Pokagon Tribal Council member presents at Niles exhibit
NILES — Thursday evening, Eau Claire resident Andy Jackson held a fan of feathers in her hand as she stood in front of a crowd of people and introduced herself in the Potawatomi language.
“That is something I have to do,” she said before translating for the audience. “[As Potawatomi], we follow our culture and our traditions.”
Jackson, a tribal council member with the Pokagon Band of Potawatomi Indians, presented at the Niles District Library Thursday. Her program, titled “Honor and Protect: Potawatomi Waterways,” was offered as part of Water/Ways, a traveling Smithsonian exhibit that is designed to show people how water has shaped local communities. The exhibit will be at the Niles District Library until Feb. 16.
Jackson has been working to protect water on Potawatomi lands for more than 20 years. Her presentation Thursday discussed the ways that Pokagon women work to protect the water as a natural resource.
“I’m here to talk about our water and what we — as native women — do for our water,” Jackson said. “It is our job as women to care for the water. We are life-givers.”
One of the main things that tribal women do to protect the water is to host an annual Women’s Water Walk each year on the Friday before Labor Day. Jackson said she was tasked with organizing the Women’s Water Walk by Josephine Mandamin, an Anishinaabe elder and water activist involved with the Mother Earth Water Walkers. Since 2003, Josephine has walked the shorelines of all the Great Lakes to thank the water and raise awareness about protecting it.
For the last 11 years, the Pokagon Band has hosted its own water walk in Dowagiac. For the event, Pokagon women and the men that support them host a sunrise ceremony at Gage Street Lake where they “feed” the water with strawberries and oatmeal-like ingredients before embarking on a 13-mile walk to Rodgers Lake. Jackson, the organizer of the event, calls it a “journey of sacrifice.”
Jackson said she is proud of the Women’s Water Walk and the way that it has grown over the years. She added she works to include children in the ceremony so that they can learn young to care for and respect the water.
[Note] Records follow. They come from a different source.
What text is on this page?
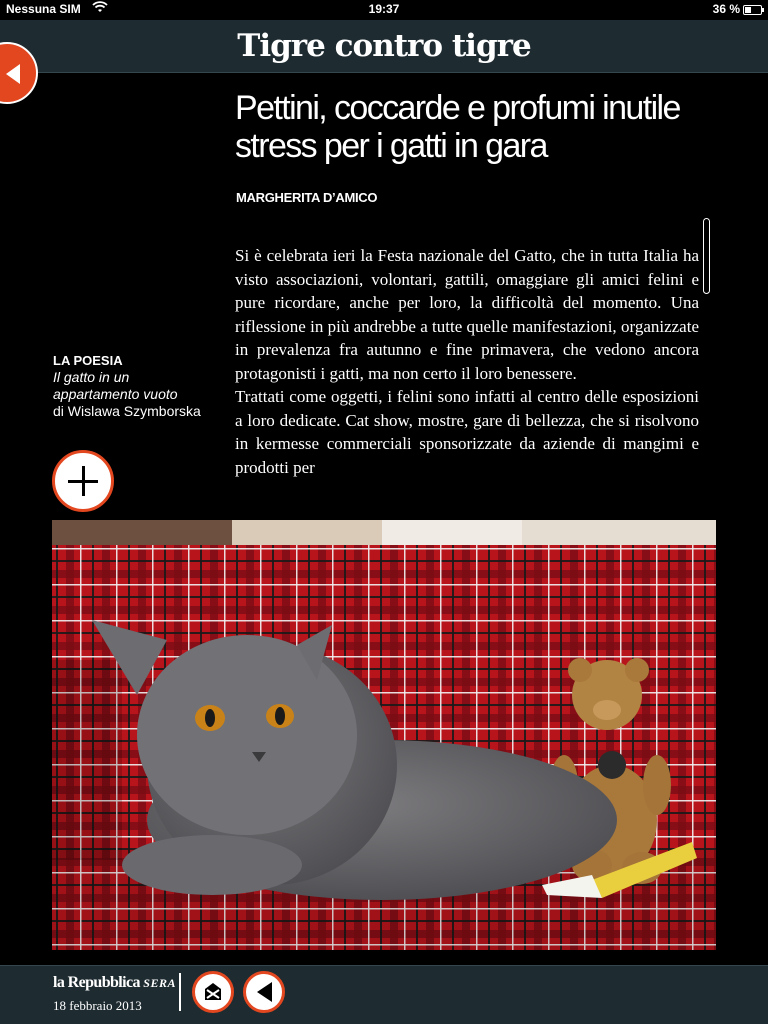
Nessuna SIM	19:37	36 %
Tigre contro tigre
Pettini, coccarde e profumi inutile stress per i gatti in gara
MARGHERITA D’AMICO

Si è celebrata ieri la Festa nazionale del Gatto, che in tutta Italia ha visto associazioni, volontari, gattili, omaggiare gli amici felini e pure ricordare, anche per loro, la difficoltà del momento. Una riflessione in più andrebbe a tutte quelle manifestazioni, organizzate in prevalenza fra autunno e fine primavera, che vedono ancora protagonisti i gatti, ma non certo il loro benessere.

Trattati come oggetti, i felini sono infatti al centro delle esposizioni a loro dedicate. Cat show, mostre, gare di bellezza, che si risolvono in kermesse commerciali sponsorizzate da aziende di mangimi e prodotti per

LA POESIA
Il gatto in un appartamento vuoto
di Wislawa Szymborska
la Repubblica SERA
18 febbraio 2013
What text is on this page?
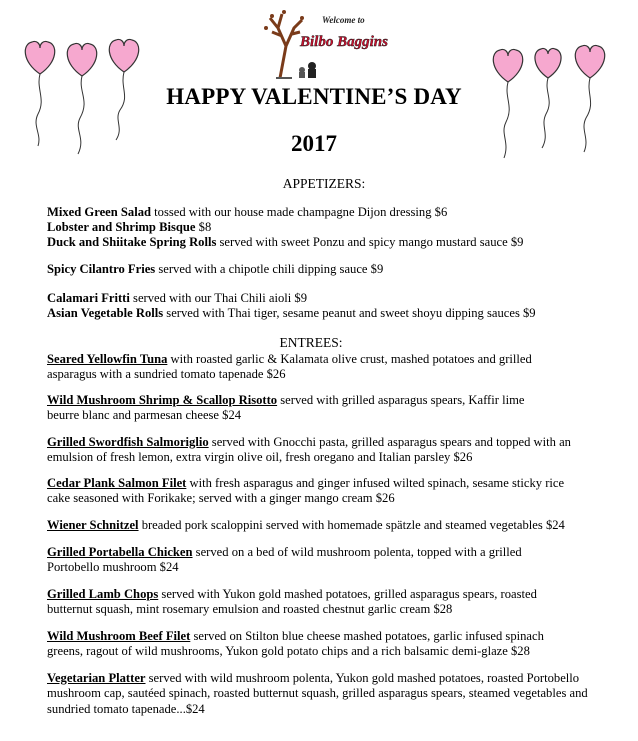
Welcome to
Bilbo Baggins
HAPPY VALENTINE’S DAY
2017
APPETIZERS:
Mixed Green Salad tossed with our house made champagne Dijon dressing $6
Lobster and Shrimp Bisque $8
Duck and Shiitake Spring Rolls served with sweet Ponzu and spicy mango mustard sauce $9
Spicy Cilantro Fries served with a chipotle chili dipping sauce $9
Calamari Fritti served with our Thai Chili aioli $9
Asian Vegetable Rolls served with Thai tiger, sesame peanut and sweet shoyu dipping sauces $9
ENTREES:
Seared Yellowfin Tuna with roasted garlic & Kalamata olive crust, mashed potatoes and grilled asparagus with a sundried tomato tapenade $26
Wild Mushroom Shrimp & Scallop Risotto served with grilled asparagus spears, Kaffir lime beurre blanc and parmesan cheese $24
Grilled Swordfish Salmoriglio served with Gnocchi pasta, grilled asparagus spears and topped with an emulsion of fresh lemon, extra virgin olive oil, fresh oregano and Italian parsley $26
Cedar Plank Salmon Filet with fresh asparagus and ginger infused wilted spinach, sesame sticky rice cake seasoned with Forikake; served with a ginger mango cream $26
Wiener Schnitzel breaded pork scaloppini served with homemade spätzle and steamed vegetables $24
Grilled Portabella Chicken served on a bed of wild mushroom polenta, topped with a grilled Portobello mushroom $24
Grilled Lamb Chops served with Yukon gold mashed potatoes, grilled asparagus spears, roasted butternut squash, mint rosemary emulsion and roasted chestnut garlic cream $28
Wild Mushroom Beef Filet served on Stilton blue cheese mashed potatoes, garlic infused spinach greens, ragout of wild mushrooms, Yukon gold potato chips and a rich balsamic demi-glaze $28
Vegetarian Platter served with wild mushroom polenta, Yukon gold mashed potatoes, roasted Portobello mushroom cap, sautéed spinach, roasted butternut squash, grilled asparagus spears, steamed vegetables and sundried tomato tapenade...$24
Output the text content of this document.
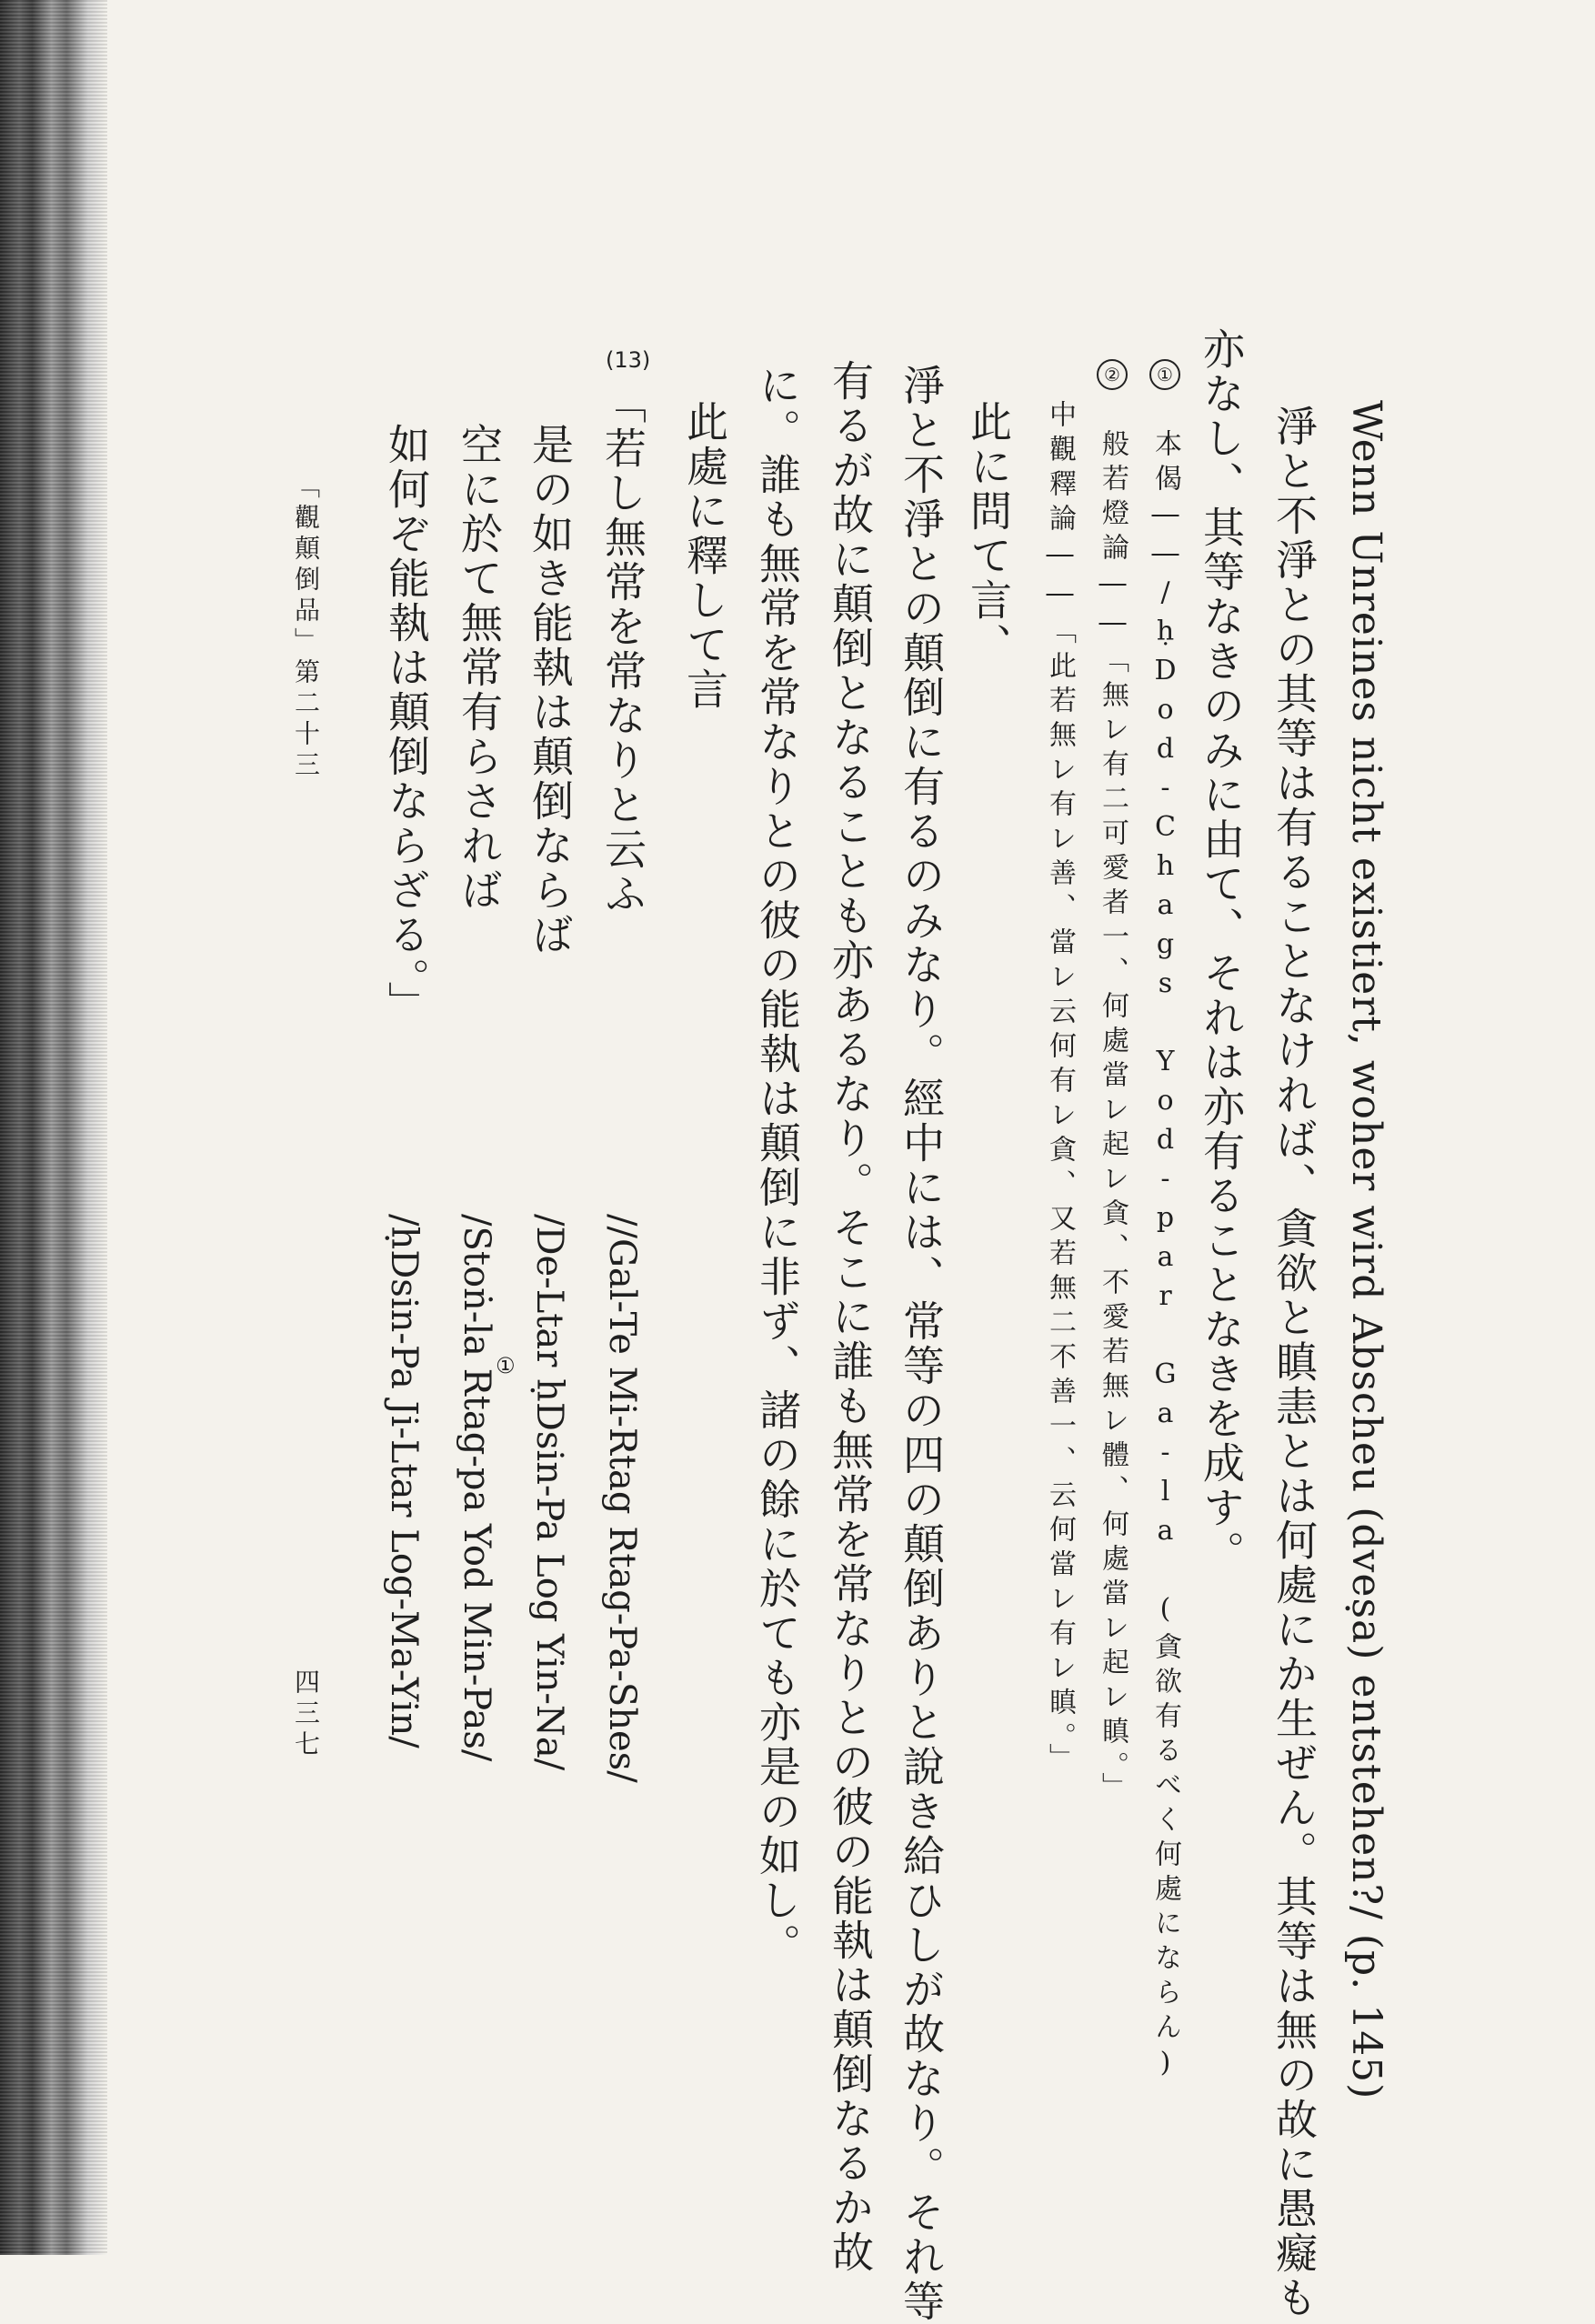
Wenn Unreines nicht existiert, woher wird Abscheu (dveṣa) entstehen?/ (p. 145)
淨と不淨との其等は有ることなければ、貪欲と瞋恚とは何處にか生ぜん。其等は無の故に愚癡も
亦なし、其等なきのみに由て、それは亦有ることなきを成す。
① 本偈――/ḥDod-Chags Yod-par Ga-la (貪欲有るべく何處にならん)
② 般若燈論――「無レ有二可愛者一、何處當レ起レ貪、不愛若無レ體、何處當レ起レ瞋。」
中觀釋論――「此若無レ有レ善、當レ云何有レ貪、又若無二不善一、云何當レ有レ瞋。」
此に問て言、
淨と不淨との顛倒に有るのみなり。經中には、常等の四の顛倒ありと說き給ひしが故なり。それ等
有るが故に顛倒となることも亦あるなり。そこに誰も無常を常なりとの彼の能執は顛倒なるか故
に。誰も無常を常なりとの彼の能執は顛倒に非ず、諸の餘に於ても亦是の如し。
此處に釋して言
(13)
「若し無常を常なりと云ふ
是の如き能執は顛倒ならば
空に於て無常有らされば
如何ぞ能執は顛倒ならざる。」
//Gal-Te Mi-Rtag Rtag-Pa-Shes/
/De-Ltar ḥDsin-Pa Log Yin-Na/
①
/Stoṅ-la Rtag-pa Yod Min-Pas/
/ḥDsin-Pa Ji-Ltar Log-Ma-Yin/
「觀顛倒品」第二十三
四三七
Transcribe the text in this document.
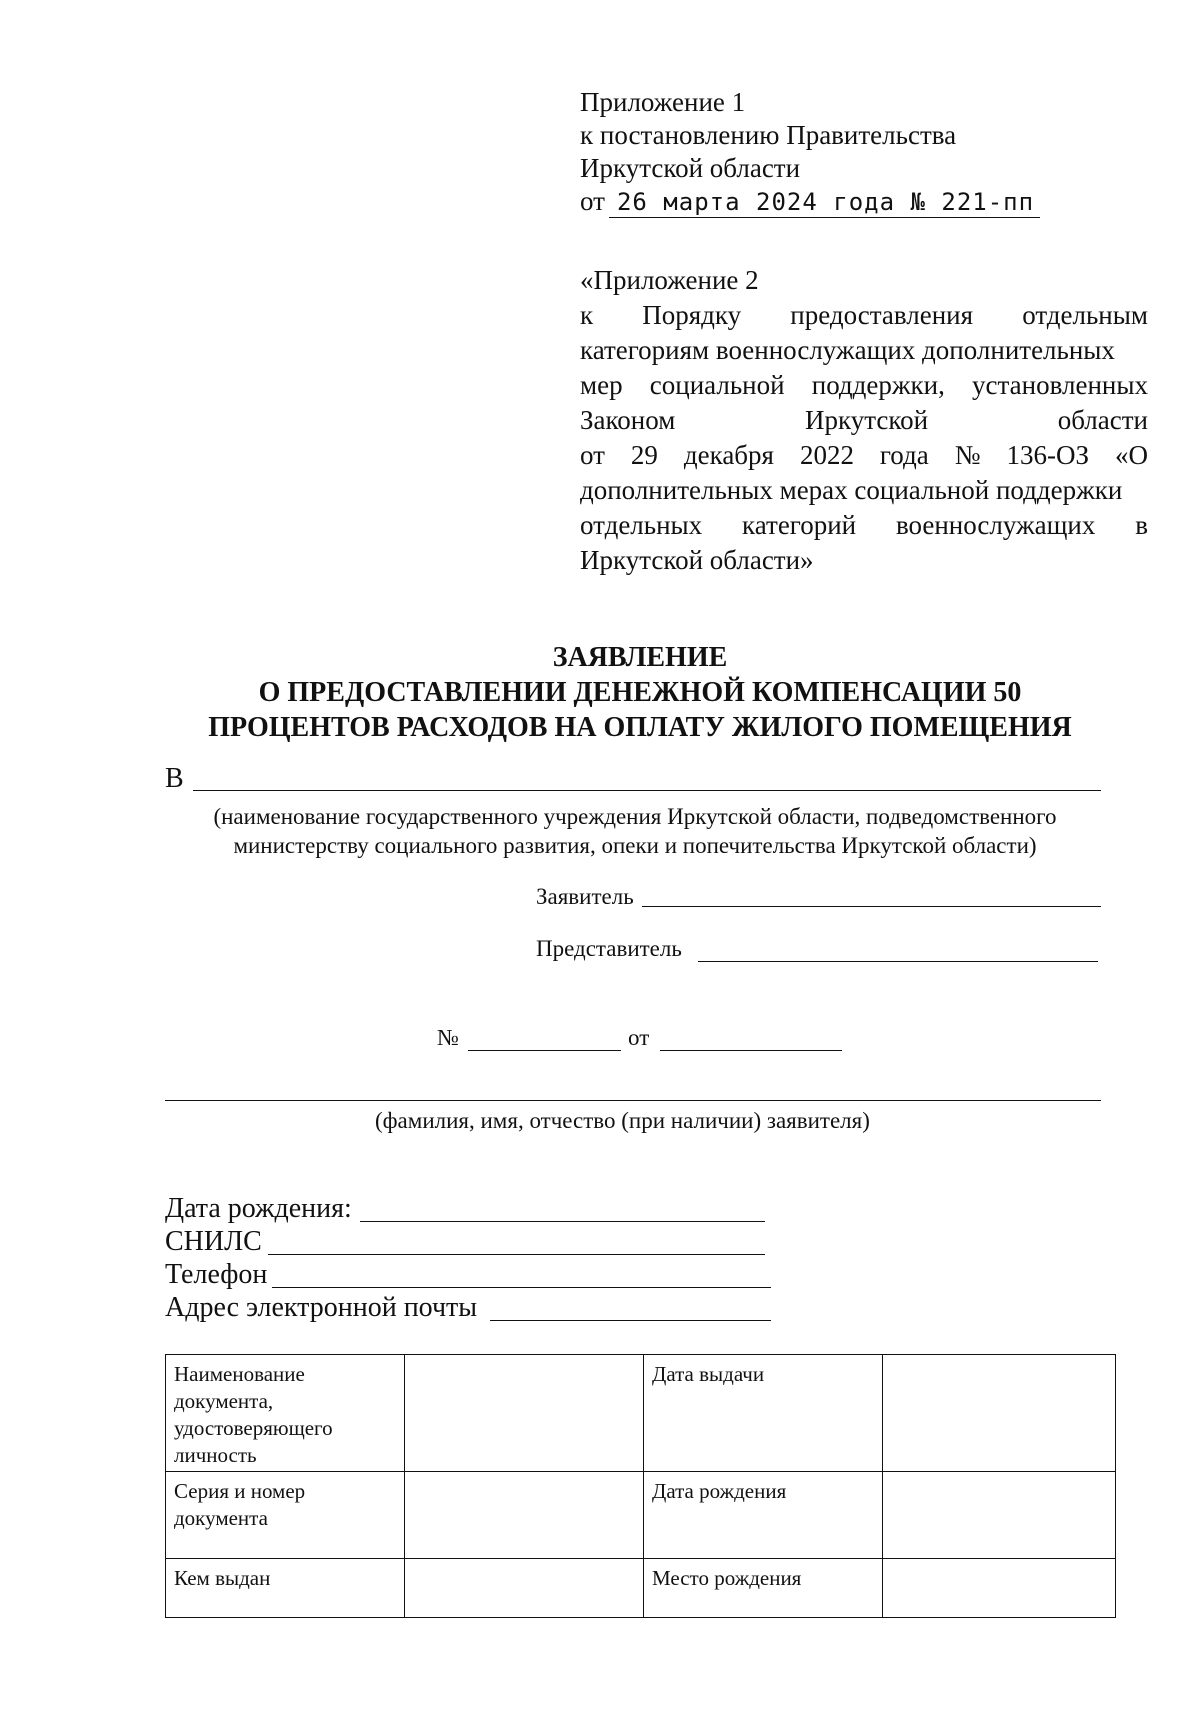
Приложение 1
к постановлению Правительства
Иркутской области
от 26 марта 2024 года № 221-пп
«Приложение 2
к Порядку предоставления отдельным
категориям военнослужащих дополнительных
мер социальной поддержки, установленных
Законом	Иркутской	области
от 29 декабря 2022 года № 136-ОЗ «О
дополнительных мерах социальной поддержки
отдельных категорий военнослужащих в
Иркутской области»
ЗАЯВЛЕНИЕ
О ПРЕДОСТАВЛЕНИИ ДЕНЕЖНОЙ КОМПЕНСАЦИИ 50
ПРОЦЕНТОВ РАСХОДОВ НА ОПЛАТУ ЖИЛОГО ПОМЕЩЕНИЯ
В
(наименование государственного учреждения Иркутской области, подведомственного
министерству социального развития, опеки и попечительства Иркутской области)
Заявитель
Представитель
№	от
(фамилия, имя, отчество (при наличии) заявителя)
Дата рождения:
СНИЛС
Телефон
Адрес электронной почты
Наименование документа, удостоверяющего личность		Дата выдачи	
Серия и номер документа		Дата рождения	
Кем выдан		Место рождения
Before concluding her presentation, Jackson encouraged the audience to take some lessons from the way that Pokagon women respect and protect the water. Though many will not share the same traditions as the Pokagon women, she said that because water is necessary for all people and all life, everyone needs to work together to protect it as a natural resource.
“We have to remember to say ‘thank you’ for [the water],” she said. “We have to remember that it is a gift — a privilege. It is not ours. It is not something that we own. … If we teach that to our children — as they are our future — they will continue that.”